About this time arose the illustrious William Penn, who established the power of the Quakers in America, and would have made them appear venerable in the eyes of the Europeans, were it possible for mankind to respect virtue when revealed in a ridiculous light.
(from Letters no 4)

So much for the Quakers, wigless babblers. Reading the French wiki on the book I noted a strange omission. The burning of the book by the Royal hangman and the controversy raised by its article on Locke made Voltaire that most delicious of criminals, the intellectual outlaw. No mention of that nor the materialist tendency of his letter on Mr. Locke. French wiki offers the blindingly obvious:

Cet ouvrage est destiné à un peuple plus ou moins cultivé, capable de lire mais nécessitant une certaine éducation poussée, par la façon dont il est écrit. Il s'agit d'une suite de lettres, et donc de destinataires.

In fact the whole tendency of the letters was an invitation to indulge in invidious comparison or to take a rise out of the French. The matter of English food is passed over.

Voltaire has a breezy way with history. He summarizes the history of Europe from the time of Louis the Feeble till the reign of Charles V in England:


The field and the scaffold ran with blood on account of theological arguments, sometimes in one century, sometimes in another, for almost five hundred years, without interruption; and the long continuance of this dreadful scourge was owing to the fact that morality was always neglected to indulge a spirit of dogmatizing.
(from Essays on the Manners and Spirit of Nations)

To think that transubstantiation could cause so much conflict. Pick your enemies carefully from amongst those despised by right thinking people and your observations about them will not be scrutinised too carefully.

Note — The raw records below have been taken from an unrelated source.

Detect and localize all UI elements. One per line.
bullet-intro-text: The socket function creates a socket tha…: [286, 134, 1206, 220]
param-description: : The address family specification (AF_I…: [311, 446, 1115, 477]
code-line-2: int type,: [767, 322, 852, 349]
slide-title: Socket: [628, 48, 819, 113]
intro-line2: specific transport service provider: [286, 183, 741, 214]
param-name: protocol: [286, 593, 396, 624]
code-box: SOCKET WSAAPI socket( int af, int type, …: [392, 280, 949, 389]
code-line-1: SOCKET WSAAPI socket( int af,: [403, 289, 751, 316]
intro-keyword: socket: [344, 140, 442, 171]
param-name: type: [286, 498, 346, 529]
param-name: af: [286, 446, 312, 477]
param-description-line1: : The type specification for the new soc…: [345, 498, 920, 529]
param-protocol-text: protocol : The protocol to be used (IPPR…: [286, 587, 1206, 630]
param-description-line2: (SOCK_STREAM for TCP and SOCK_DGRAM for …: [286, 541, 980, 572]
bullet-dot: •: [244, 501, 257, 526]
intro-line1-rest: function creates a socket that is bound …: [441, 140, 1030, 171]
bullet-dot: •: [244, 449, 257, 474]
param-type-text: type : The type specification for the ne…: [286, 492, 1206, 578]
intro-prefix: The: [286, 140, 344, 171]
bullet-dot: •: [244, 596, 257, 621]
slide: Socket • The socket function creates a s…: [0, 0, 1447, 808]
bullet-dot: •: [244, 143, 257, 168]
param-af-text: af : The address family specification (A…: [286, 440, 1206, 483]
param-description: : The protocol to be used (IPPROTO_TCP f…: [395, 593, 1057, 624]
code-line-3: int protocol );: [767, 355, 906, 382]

B:It was forbidden to marry one’s sister in Rome. It was allowed among the Egyptians, the Athenians and even among the Jews, to marry one’s sister on the father’s side. It is with regret that I cite that wretched little Jewish people; who should certainly not serve as a model for anyone, and who (putting religion aside) were never anything but a race of ignorant and fanatic brigands. But still, according to their books, the young Tamar, before being ravished by her brother Amnon, says to him: “Nay, my brother, do not thou this folly, but speak unto the king; for he will not withhold me from thee.”

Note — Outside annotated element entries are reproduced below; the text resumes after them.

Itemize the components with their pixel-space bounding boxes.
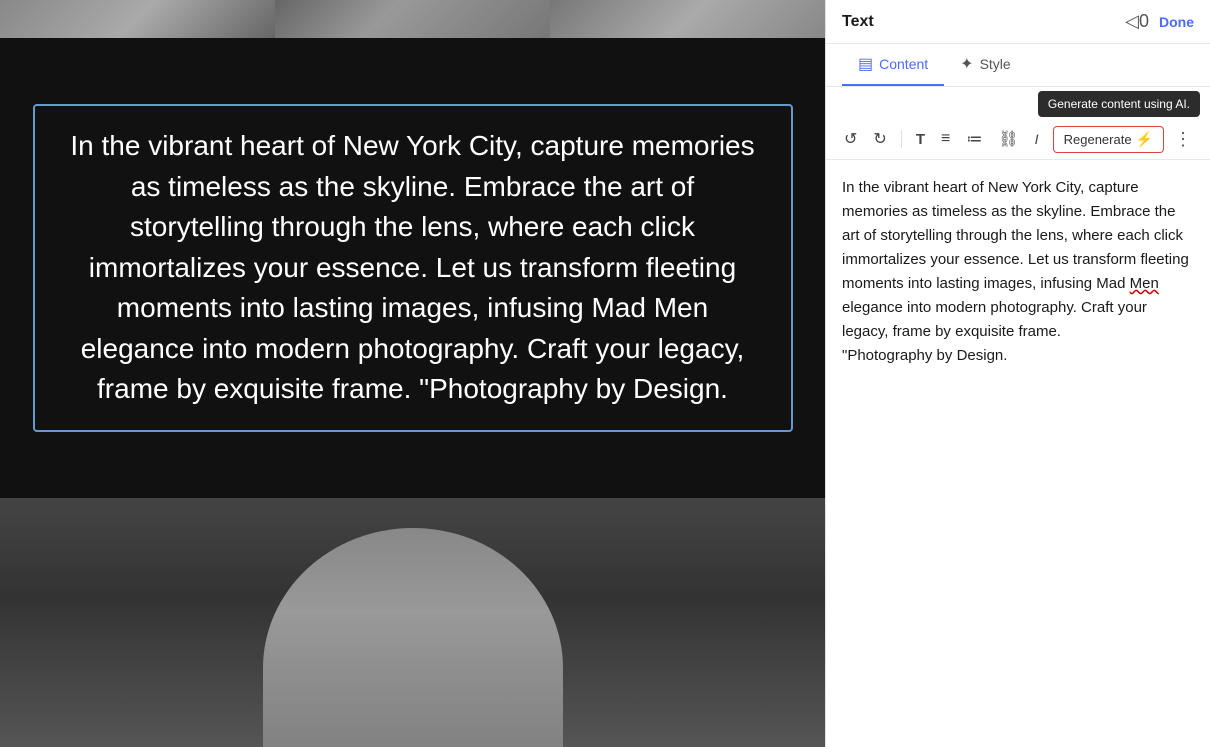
regenerate-label: Regenerate	[1064, 132, 1132, 147]
style-tab-icon: ✦	[960, 54, 973, 74]
undo-button[interactable]: ↺	[838, 125, 863, 153]
canvas-area: In the vibrant heart of New York City, c…	[0, 0, 825, 747]
link-button[interactable]: ⛓	[992, 125, 1024, 153]
redo-button[interactable]: ↻	[867, 125, 892, 153]
bold-icon: T	[916, 131, 925, 148]
right-panel: Text ◁0 Done ▤ Content ✦ Style Generate …	[825, 0, 1210, 747]
back-icon-symbol: ◁0	[1125, 11, 1149, 32]
list-icon: ≔	[966, 129, 982, 149]
content-tab-icon: ▤	[858, 54, 873, 74]
panel-tabs: ▤ Content ✦ Style	[826, 44, 1210, 87]
canvas-top-images	[0, 0, 825, 38]
panel-header-actions: ◁0 Done	[1125, 11, 1194, 32]
panel-header: Text ◁0 Done	[826, 0, 1210, 44]
bold-button[interactable]: T	[910, 127, 931, 152]
align-button[interactable]: ≡	[935, 126, 956, 152]
canvas-main-text: In the vibrant heart of New York City, c…	[65, 126, 761, 410]
more-options-button[interactable]: ⋮	[1168, 127, 1198, 152]
align-icon: ≡	[941, 130, 950, 148]
spell-check-word: Men	[1130, 275, 1159, 292]
italic-icon: I	[1035, 131, 1039, 147]
lightning-icon: ⚡	[1136, 131, 1153, 148]
list-button[interactable]: ≔	[960, 125, 988, 153]
ai-tooltip: Generate content using AI.	[1038, 91, 1200, 117]
undo-icon: ↺	[844, 129, 857, 149]
panel-title: Text	[842, 13, 874, 31]
canvas-text-box[interactable]: In the vibrant heart of New York City, c…	[33, 104, 793, 432]
regenerate-button[interactable]: Regenerate ⚡	[1053, 126, 1164, 153]
tooltip-container: Generate content using AI.	[826, 87, 1210, 119]
toolbar-row: ↺ ↻ T ≡ ≔ ⛓ I	[826, 119, 1210, 160]
jeans-image	[550, 0, 825, 38]
tab-style[interactable]: ✦ Style	[944, 44, 1027, 86]
toolbar-right: Regenerate ⚡ ⋮	[1053, 126, 1198, 153]
toolbar-separator-1	[901, 130, 902, 148]
canvas-bottom-image	[0, 498, 825, 747]
person-silhouette	[263, 528, 563, 747]
more-icon: ⋮	[1174, 129, 1192, 149]
content-tab-label: Content	[879, 56, 928, 72]
redo-icon: ↻	[873, 129, 886, 149]
panel-back-icon[interactable]: ◁0	[1125, 11, 1149, 32]
canvas-dark-section: In the vibrant heart of New York City, c…	[0, 38, 825, 498]
done-button[interactable]: Done	[1159, 14, 1194, 30]
toolbar-left: ↺ ↻ T ≡ ≔ ⛓ I	[838, 125, 1045, 153]
toolbar-wrapper: ↺ ↻ T ≡ ≔ ⛓ I	[826, 119, 1210, 160]
style-tab-label: Style	[980, 56, 1011, 72]
keyboard-image	[0, 0, 275, 38]
people-image	[275, 0, 550, 38]
text-content-area[interactable]: In the vibrant heart of New York City, c…	[826, 160, 1210, 747]
link-icon: ⛓	[998, 129, 1018, 149]
editor-text: In the vibrant heart of New York City, c…	[842, 176, 1194, 368]
tab-content[interactable]: ▤ Content	[842, 44, 944, 86]
italic-button[interactable]: I	[1029, 127, 1045, 151]
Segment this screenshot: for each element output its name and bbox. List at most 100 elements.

A: All that is conventional law, arbitrary customs, passing fashions; the essential remains always.
(from Natural Law in Philosophical Dictionary)

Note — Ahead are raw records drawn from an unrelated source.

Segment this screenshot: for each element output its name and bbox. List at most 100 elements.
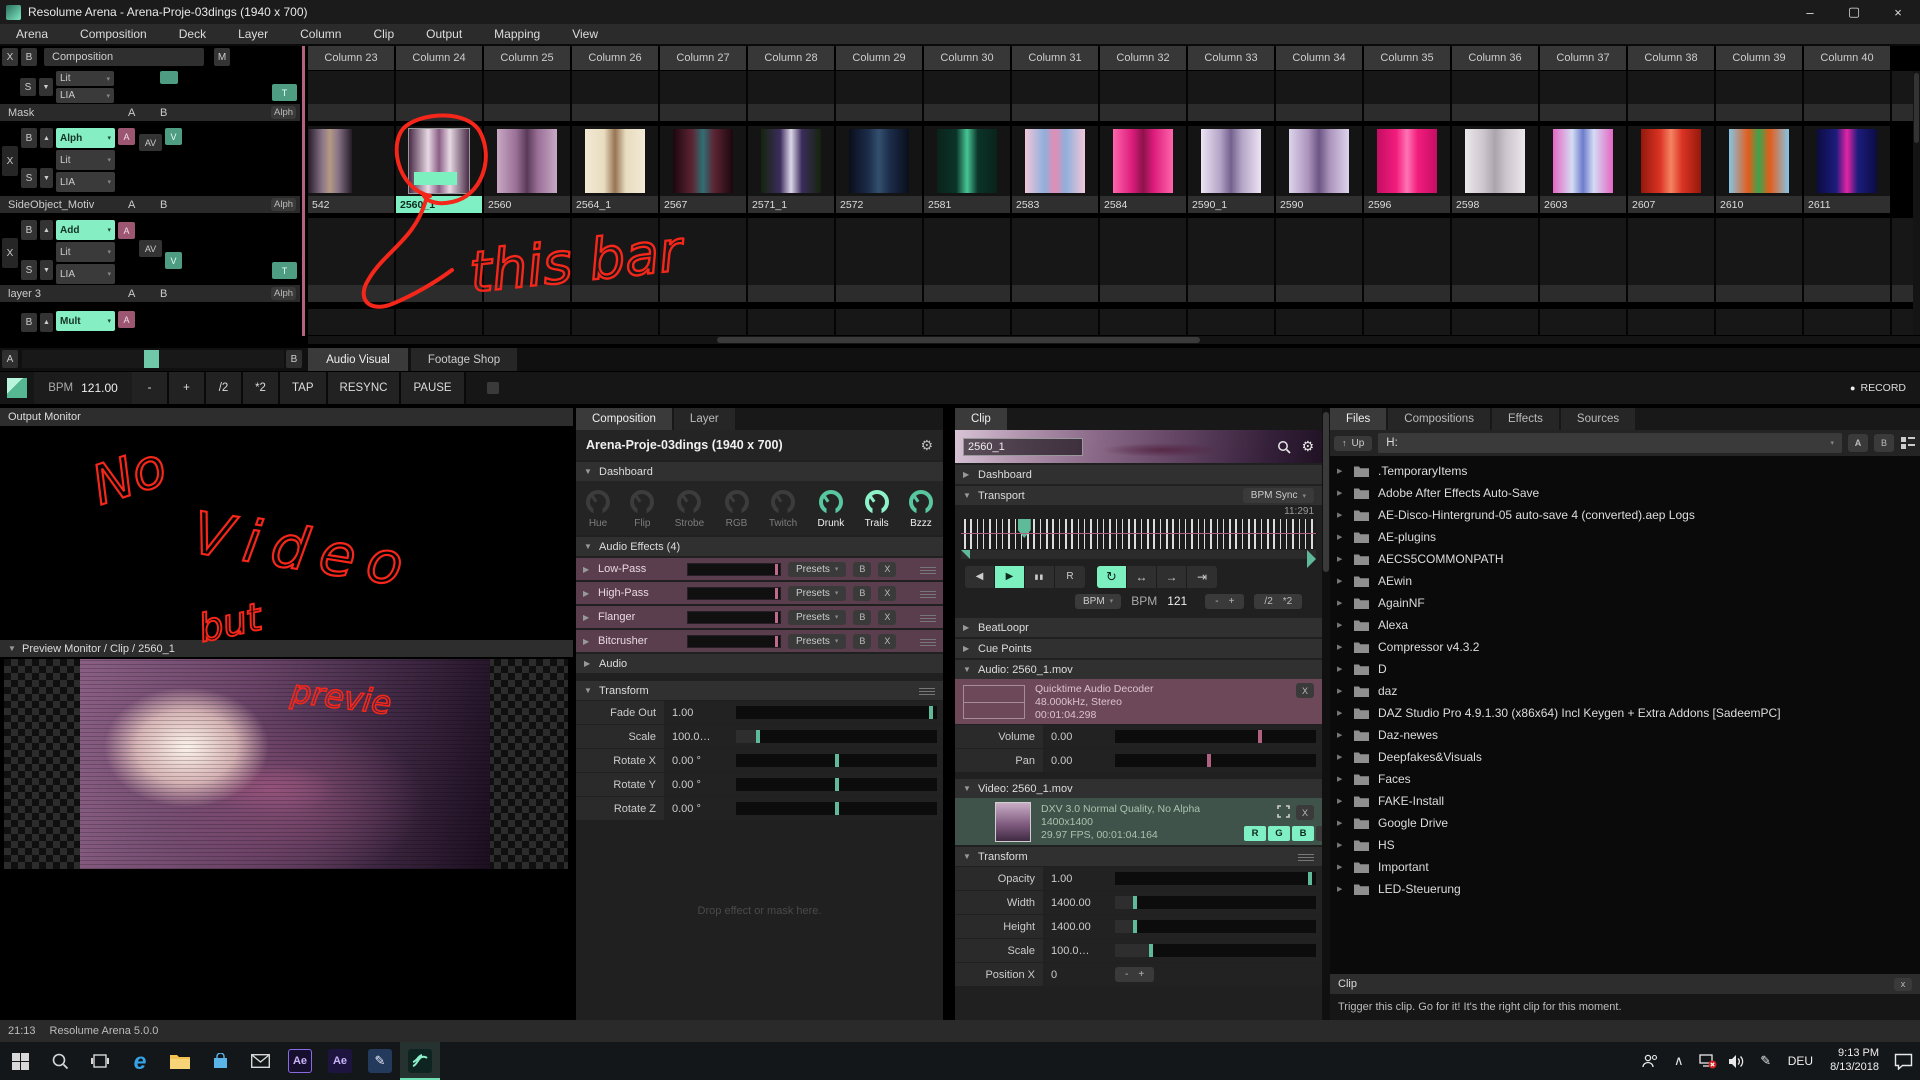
- layer-solo-button[interactable]: S: [21, 260, 37, 280]
- expand-icon[interactable]: ▶: [1337, 533, 1345, 541]
- effect-slider[interactable]: [687, 563, 781, 576]
- maximize-button[interactable]: ▢: [1832, 0, 1876, 24]
- bpm-stepper[interactable]: -+: [1205, 594, 1244, 609]
- parameter-slider[interactable]: [1115, 920, 1316, 933]
- play-backward-button[interactable]: ◀: [965, 566, 995, 588]
- column-header[interactable]: Column 33: [1188, 46, 1274, 70]
- drag-handle[interactable]: [920, 637, 936, 646]
- expand-icon[interactable]: ▶: [1337, 775, 1345, 783]
- clip-thumbnail[interactable]: [761, 129, 821, 193]
- gear-icon[interactable]: ⚙: [920, 437, 933, 454]
- expand-icon[interactable]: ▶: [1337, 863, 1345, 871]
- column-header[interactable]: Column 30: [924, 46, 1010, 70]
- tab-audio-visual[interactable]: Audio Visual: [308, 348, 408, 371]
- clip-label[interactable]: 2598: [1452, 196, 1538, 213]
- search-icon[interactable]: [1277, 440, 1291, 454]
- column-header[interactable]: Column 39: [1716, 46, 1802, 70]
- layer-alpha-chip[interactable]: Alph: [271, 287, 296, 300]
- composition-b-button[interactable]: B: [21, 48, 37, 66]
- expand-icon[interactable]: ▶: [1337, 555, 1345, 563]
- bpm-mult-buttons[interactable]: /2*2: [1254, 594, 1302, 609]
- clip-label[interactable]: 2590: [1276, 196, 1362, 213]
- parameter-slider[interactable]: [736, 802, 937, 815]
- clip-cell[interactable]: 2590: [1276, 126, 1362, 213]
- folder-name[interactable]: AECS5COMMONPATH: [1378, 552, 1504, 566]
- layer-blend-c-dropdown[interactable]: LIA▾: [56, 172, 115, 192]
- dashboard-knob[interactable]: Bzzz: [909, 490, 933, 529]
- folder-row[interactable]: ▶ Deepfakes&Visuals: [1330, 746, 1920, 768]
- layer-up-button[interactable]: ▲: [40, 220, 53, 240]
- gear-icon[interactable]: ⚙: [1301, 438, 1314, 455]
- panel-tab[interactable]: Layer: [674, 408, 735, 430]
- path-dropdown[interactable]: H:▾: [1378, 433, 1842, 453]
- presets-dropdown[interactable]: Presets▾: [788, 562, 846, 577]
- column-header[interactable]: Column 24: [396, 46, 482, 70]
- loop-range-bar[interactable]: [961, 550, 1316, 559]
- remove-button[interactable]: X: [878, 634, 896, 649]
- clip-cell[interactable]: 2567: [660, 126, 746, 213]
- clip-label[interactable]: 2596: [1364, 196, 1450, 213]
- dashboard-knob[interactable]: Strobe: [675, 490, 704, 529]
- layer-down-button[interactable]: ▼: [39, 78, 53, 96]
- menu-item[interactable]: Column: [284, 27, 357, 41]
- dashboard-knob[interactable]: Flip: [630, 490, 654, 529]
- clip-label[interactable]: 2567: [660, 196, 746, 213]
- clip-thumbnail[interactable]: [1641, 129, 1701, 193]
- drag-handle[interactable]: [1298, 852, 1314, 861]
- minimize-button[interactable]: –: [1788, 0, 1832, 24]
- layer-alpha-chip[interactable]: Alph: [271, 198, 296, 211]
- layer-blend-c-dropdown[interactable]: LIA▾: [56, 264, 115, 284]
- bypass-button[interactable]: B: [853, 634, 871, 649]
- loop-mode-button[interactable]: ↻: [1097, 566, 1127, 588]
- layer-strip-layer3[interactable]: layer 3 A B Alph: [0, 285, 300, 302]
- audio-effect-row[interactable]: ▶ High-Pass Presets▾ B X: [576, 582, 943, 604]
- layer-x-button[interactable]: X: [2, 146, 18, 176]
- remove-button[interactable]: X: [878, 586, 896, 601]
- sync-mode-dropdown[interactable]: BPM Sync▾: [1243, 488, 1314, 503]
- expand-icon[interactable]: ▶: [1337, 599, 1345, 607]
- clip-cell[interactable]: 2607: [1628, 126, 1714, 213]
- folder-name[interactable]: daz: [1378, 684, 1397, 698]
- clip-label[interactable]: 2581: [924, 196, 1010, 213]
- folder-name[interactable]: Compressor v4.3.2: [1378, 640, 1479, 654]
- expand-icon[interactable]: ▶: [1337, 819, 1345, 827]
- clip-label[interactable]: 2611: [1804, 196, 1890, 213]
- column-header[interactable]: Column 32: [1100, 46, 1186, 70]
- parameter-value[interactable]: 0.00 °: [664, 773, 730, 796]
- parameter-slider[interactable]: [1115, 944, 1316, 957]
- bpm-mode-dropdown[interactable]: BPM▾: [1075, 594, 1121, 609]
- audio-effects-section-header[interactable]: ▼ Audio Effects (4): [576, 537, 943, 556]
- clip-cell[interactable]: 2581: [924, 126, 1010, 213]
- layer-solo-button[interactable]: S: [20, 78, 36, 96]
- metronome-icon[interactable]: [7, 378, 27, 398]
- channel-button[interactable]: B: [1292, 826, 1314, 841]
- parameter-slider[interactable]: [736, 754, 937, 767]
- play-once-button[interactable]: →: [1157, 566, 1187, 588]
- menu-item[interactable]: Layer: [222, 27, 284, 41]
- record-button[interactable]: ● RECORD: [1850, 372, 1920, 404]
- clip-thumbnail[interactable]: [1729, 129, 1789, 193]
- clip-cell[interactable]: 2610: [1716, 126, 1802, 213]
- drag-handle[interactable]: [919, 686, 935, 695]
- audio-effect-row[interactable]: ▶ Flanger Presets▾ B X: [576, 606, 943, 628]
- layer-v-button[interactable]: V: [165, 252, 182, 269]
- clip-thumbnail[interactable]: [1553, 129, 1613, 193]
- presets-dropdown[interactable]: Presets▾: [788, 634, 846, 649]
- collapse-icon[interactable]: ▶: [583, 637, 591, 646]
- remove-video-button[interactable]: X: [1296, 805, 1314, 820]
- collapse-icon[interactable]: ▶: [583, 613, 591, 622]
- view-mode-icon[interactable]: [1900, 435, 1916, 451]
- audio-effect-row[interactable]: ▶ Low-Pass Presets▾ B X: [576, 558, 943, 580]
- expand-icon[interactable]: ▶: [1337, 797, 1345, 805]
- play-button[interactable]: ▶: [995, 566, 1025, 588]
- column-header[interactable]: Column 40: [1804, 46, 1890, 70]
- expand-icon[interactable]: ▶: [1337, 577, 1345, 585]
- parameter-value[interactable]: 0.00 °: [664, 749, 730, 772]
- clip-label[interactable]: 542: [308, 196, 394, 213]
- expand-icon[interactable]: ▶: [1337, 467, 1345, 475]
- menu-item[interactable]: Arena: [0, 27, 64, 41]
- collapse-icon[interactable]: ▼: [8, 644, 16, 653]
- layer-blend-dropdown[interactable]: Mult▾: [56, 311, 115, 331]
- composition-x-button[interactable]: X: [2, 48, 18, 66]
- folder-row[interactable]: ▶ Faces: [1330, 768, 1920, 790]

Proleptically speaking, he would say that when we know that his last mistress, Madame Denis. was the daughter of his sister.


Thursday 6 February 2020

Odd Conversation


 “On a chilly evening last fall, I stared into nothingness out of the floor-to-ceiling windows in my office on the outskirts of Harvard’s campus.”
- Martin, I said to my companion, what..
He broke in:
- Ah indeed the whatness of things, that they are and are something and also the surroundness of the question that is also without a limit. We are all answerable to that. And by the way I never said ‘nothing nots’. What I said was ‘no thing nots’. Presence is an unalterable fact that cannot negate itself.
- Martin you have a way of bringing silence into speech.
- It has to return to that out of which it emerged.